Alles oder nichts: Nach diesem Motto versucht die isländische Regierung die dramatische Krise des Finanzsystems des kleinen Landes doch noch abzuwenden (...) Der größte Finanzdienstleister auf Island, Kaupthing, erhielt eine Finanzspritze in Höhe von 500 Mio. Euro.
so schreibt das Handelsblatt in Deutschland.

Die Ratingagentur Fitch hat das Kreditrating von Kaupthing am gestrigen Dienstag herabgestuft und die übrigen Bonitätsstufen auf negativen Ausblick gestellt.
schreibt derStandard.at am 1. OKT

Marktführer Kaupthing bestreitet, dass er ebenfalls vor einer Staatsübernahme stehe. Für die Anlagen österreichischer Sparer, die sich von Kaupthings Hochzinsangeboten locken ließen, gilt übrigens noch die alte isländische Garantie: Deren Einlagen sind demnach mit bis zu 20.887 Euro gesichert.
schreibt diePresse.com am 7. OKT.

Die Krise in Island scheint also hausgemacht:

Denn Island hat die kleinste selbstständige Währung der Welt und den im Vergleich zum Bruttosozialprodukt größten Finanzsektor, und das ist keine günstige Kombination in Krisenzeiten. (...) Dabei war es die Liberalisierung des Bankenwesens in den Neunzigerjahren, die der Branche einen beispiellosen Aufschwung brachte. Die Großbanken expandierten mit aggressiver Kreditpolitik ins Ausland. Heute ist ihr Geschäftsvolumen zehnmal so groß wie Islands Sozialprodukt. „In einem großen Land wären sie zu groß, um pleitegehen zu können. In Island sind sie zu groß, als dass der Staat sie retten kann“, stellte die Zeitung „Aftenposten“ fest.
Und wie so oft haben in guten Zeiten die Unternehmen die Gewinne eingesackt, während nun die Verluste am Rande des drohenden Bankrotts gerne sozialisiert werden.

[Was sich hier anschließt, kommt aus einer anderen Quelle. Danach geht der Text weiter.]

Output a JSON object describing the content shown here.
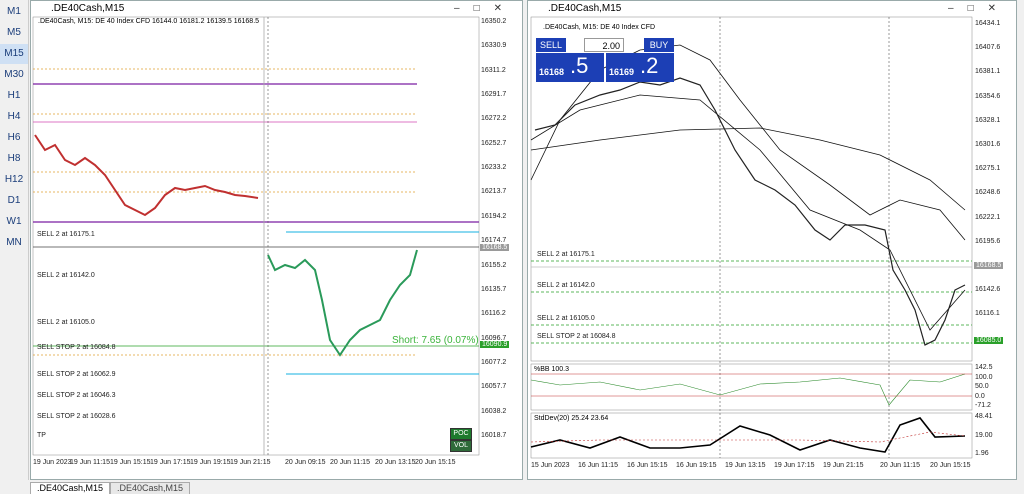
{
  "sidebar": {
    "timeframes": [
      "M1",
      "M5",
      "M15",
      "M30",
      "H1",
      "H4",
      "H6",
      "H8",
      "H12",
      "D1",
      "W1",
      "MN"
    ]
  },
  "windows": [
    {
      "title": ".DE40Cash,M15",
      "header": ".DE40Cash, M15: DE 40 Index CFD  16144.0 16181.2 16139.5 16168.5",
      "price_labels": [
        "16350.2",
        "16330.9",
        "16311.2",
        "16291.7",
        "16272.2",
        "16252.7",
        "16233.2",
        "16213.7",
        "16194.2",
        "16174.7",
        "16155.2",
        "16135.7",
        "16116.2",
        "16096.7",
        "16077.2",
        "16057.7",
        "16038.2",
        "16018.7"
      ],
      "bid_label": "16168.5",
      "order_label": "16090.9",
      "time_labels": [
        "19 Jun 2023",
        "19 Jun 11:15",
        "19 Jun 15:15",
        "19 Jun 17:15",
        "19 Jun 19:15",
        "19 Jun 21:15",
        "20 Jun 09:15",
        "20 Jun 11:15",
        "20 Jun 13:15",
        "20 Jun 15:15"
      ],
      "order_lines": [
        "SELL 2 at 16175.1",
        "SELL 2 at 16142.0",
        "SELL 2 at 16105.0",
        "SELL STOP 2 at 16084.8",
        "SELL STOP 2 at 16062.9",
        "SELL STOP 2 at 16046.3",
        "SELL STOP 2 at 16028.6",
        "TP"
      ],
      "position_text": "Short: 7.65  (0.07%)",
      "buttons": [
        "POC",
        "VOL"
      ]
    },
    {
      "title": ".DE40Cash,M15",
      "header": ".DE40Cash, M15:  DE 40 Index CFD",
      "price_labels": [
        "16434.1",
        "16407.6",
        "16381.1",
        "16354.6",
        "16328.1",
        "16301.6",
        "16275.1",
        "16248.6",
        "16222.1",
        "16195.6",
        "16168.5",
        "16142.6",
        "16116.1"
      ],
      "bid_label": "16168.5",
      "order_label": "16085.0",
      "time_labels": [
        "15 Jun 2023",
        "16 Jun 11:15",
        "16 Jun 15:15",
        "16 Jun 19:15",
        "19 Jun 13:15",
        "19 Jun 17:15",
        "19 Jun 21:15",
        "20 Jun 11:15",
        "20 Jun 15:15"
      ],
      "order_lines": [
        "SELL 2 at 16175.1",
        "SELL 2 at 16142.0",
        "SELL 2 at 16105.0",
        "SELL STOP 2 at 16084.8"
      ],
      "trade_panel": {
        "sell": "SELL",
        "volume": "2.00",
        "buy": "BUY",
        "bid_main": "16168",
        "bid_small": ".5",
        "ask_main": "16169",
        "ask_small": ".2"
      },
      "indicators": [
        {
          "label": "%BB 100.3",
          "levels": [
            "142.5",
            "100.0",
            "50.0",
            "0.0",
            "-71.2"
          ]
        },
        {
          "label": "StdDev(20) 25.24 23.64",
          "levels": [
            "48.41",
            "19.00",
            "1.96"
          ]
        }
      ]
    }
  ],
  "tabs": [
    ".DE40Cash,M15",
    ".DE40Cash,M15"
  ]
}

Interessant in Zeiten wie diesen ist auch die Tatsache, dass die Website der Kaupthing Bank in Österreich ein reiner Informationsfolder ist. Kommuniziert wird nicht. Auch nicht angesichts des katastrophalen Umfelds - anscheinend besteht kein Bedarf, sondern es wird weiter Werbung für 4,85% Zinsen gemacht ...

Somit schließen wir mit den Worten des isländischen Ministerpräsidenten Haarde: Gott segne Island.

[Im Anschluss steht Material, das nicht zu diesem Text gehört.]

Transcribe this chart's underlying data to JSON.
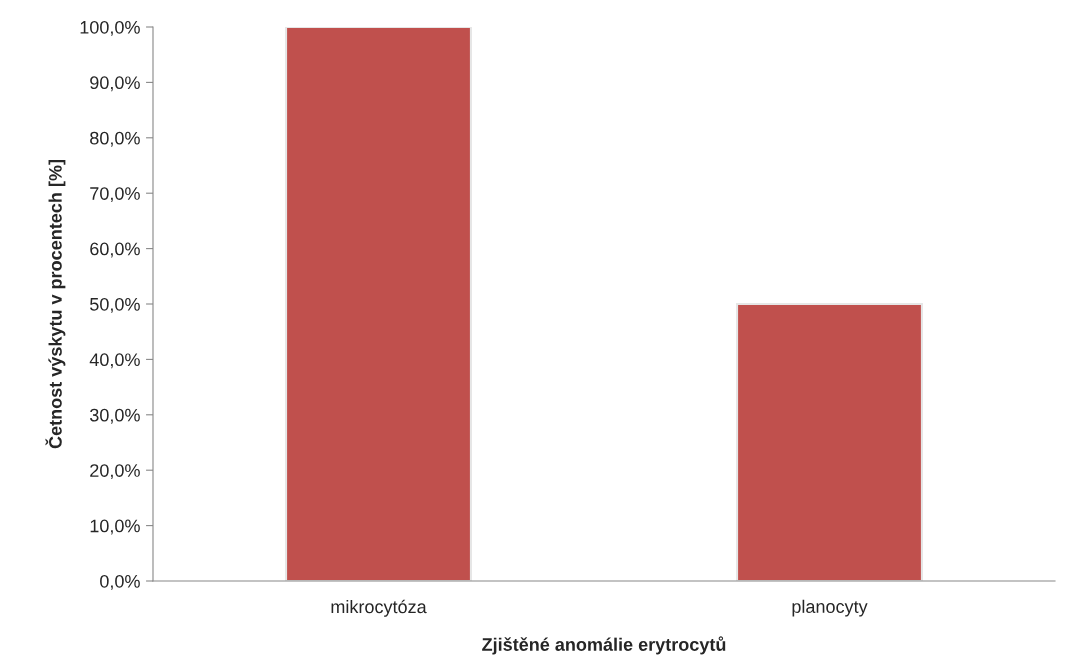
{
  "chart_data": {
    "type": "bar",
    "xlabel": "Zjištěné anomálie erytrocytů",
    "ylabel": "Četnost výskytu v procentech [%]",
    "categories": [
      "mikrocytóza",
      "planocyty"
    ],
    "values": [
      100,
      50
    ],
    "color": "#c0504d",
    "ylim": [
      0,
      100
    ],
    "yticks": [
      {
        "value": 0,
        "label": "0,0%"
      },
      {
        "value": 10,
        "label": "10,0%"
      },
      {
        "value": 20,
        "label": "20,0%"
      },
      {
        "value": 30,
        "label": "30,0%"
      },
      {
        "value": 40,
        "label": "40,0%"
      },
      {
        "value": 50,
        "label": "50,0%"
      },
      {
        "value": 60,
        "label": "60,0%"
      },
      {
        "value": 70,
        "label": "70,0%"
      },
      {
        "value": 80,
        "label": "80,0%"
      },
      {
        "value": 90,
        "label": "90,0%"
      },
      {
        "value": 100,
        "label": "100,0%"
      }
    ],
    "grid": false,
    "legend": false
  }
}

Update 09.10.2008 um 18:33:

Der liebe Gott scheint kein Mitleid zu haben, denn folgendes sind die neuesten infos:

Am Donnerstag kam der Paukenschlag: Die Regierung hat mit Kaupthing auch die letzte der drei isländischen Großbanken verstaatlicht. Einarsson und seine Manager wurden gefeuert. Die Finanzinspektion hat die Führung der Großbank übernommen. Isländischen Kunden garantiert man die Einlagen zu hundert Prozent. Inwieweit diese auch für die deutschsprachigen Raum garantiert werden könne, ließ Sprecherin Raquel Díaz offen. "Wir können zurzeit einfach nichts darüber sagen" , erklärte sie. (...)

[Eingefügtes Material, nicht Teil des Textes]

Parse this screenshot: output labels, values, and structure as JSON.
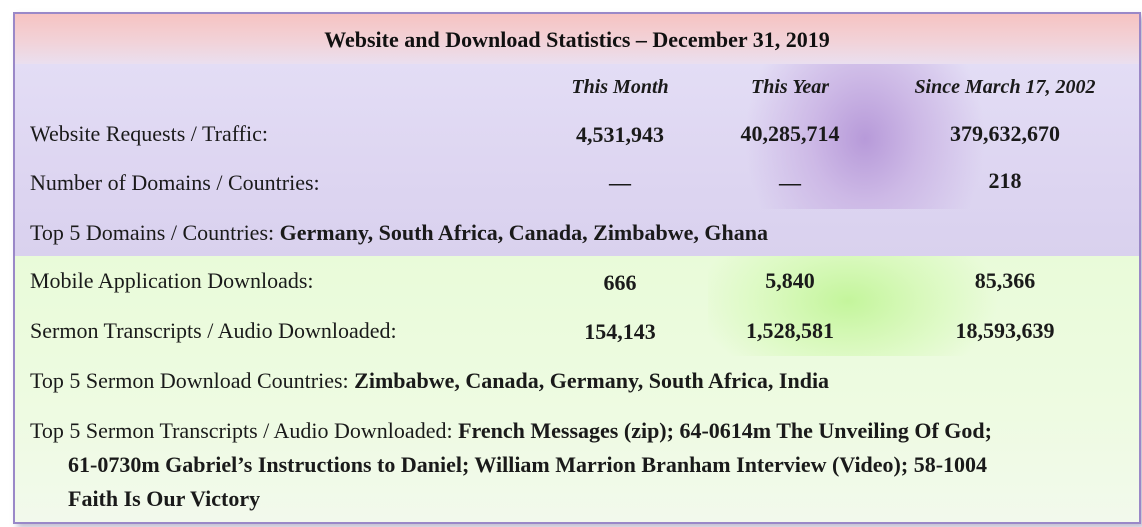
{
  "title": "Website and Download Statistics – December 31, 2019",
  "columns": {
    "this_month": "This Month",
    "this_year": "This Year",
    "since": "Since March 17, 2002"
  },
  "website": {
    "requests_label": "Website Requests / Traffic:",
    "requests_month": "4,531,943",
    "requests_year": "40,285,714",
    "requests_since": "379,632,670",
    "domains_label": "Number of Domains / Countries:",
    "domains_month": "—",
    "domains_year": "—",
    "domains_since": "218",
    "top5_label": "Top 5 Domains / Countries:",
    "top5_value": "Germany, South Africa, Canada, Zimbabwe, Ghana"
  },
  "downloads": {
    "mobile_label": "Mobile Application Downloads:",
    "mobile_month": "666",
    "mobile_year": "5,840",
    "mobile_since": "85,366",
    "sermon_label": "Sermon Transcripts / Audio Downloaded:",
    "sermon_month": "154,143",
    "sermon_year": "1,528,581",
    "sermon_since": "18,593,639",
    "top5_countries_label": "Top 5 Sermon Download Countries:",
    "top5_countries_value": "Zimbabwe, Canada, Germany, South Africa, India",
    "top5_sermons_label": "Top 5 Sermon Transcripts / Audio Downloaded:",
    "top5_sermons_line1": "French Messages (zip); 64-0614m The Unveiling Of God;",
    "top5_sermons_line2": "61-0730m Gabriel’s Instructions to Daniel; William Marrion Branham Interview (Video); 58-1004",
    "top5_sermons_line3": "Faith Is Our Victory"
  },
  "colors": {
    "title_band": "#f6c3c2",
    "website_band": "#ddd5f1",
    "website_highlight": "#b79ad9",
    "downloads_band": "#eefbe2",
    "downloads_highlight": "#c4f59c",
    "border": "#9a88c8"
  }
}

Damit Gelder, die bei Auslandstöchtern von Kaupthing liegen, nicht verschoben werden können, haben die Finanzmarktaufsichten in Österreich, Deutschland und Finnland die lokalen Kaupthing-Konten eingefroren. Kunden können daher im Moment weder Konten eröffnen noch auf ihre Einlagen zugreifen.

es handelt sich angeblich um rund 200 bis 300 Sparer mit insgesamt rund EUR 3 Mio Einlagen.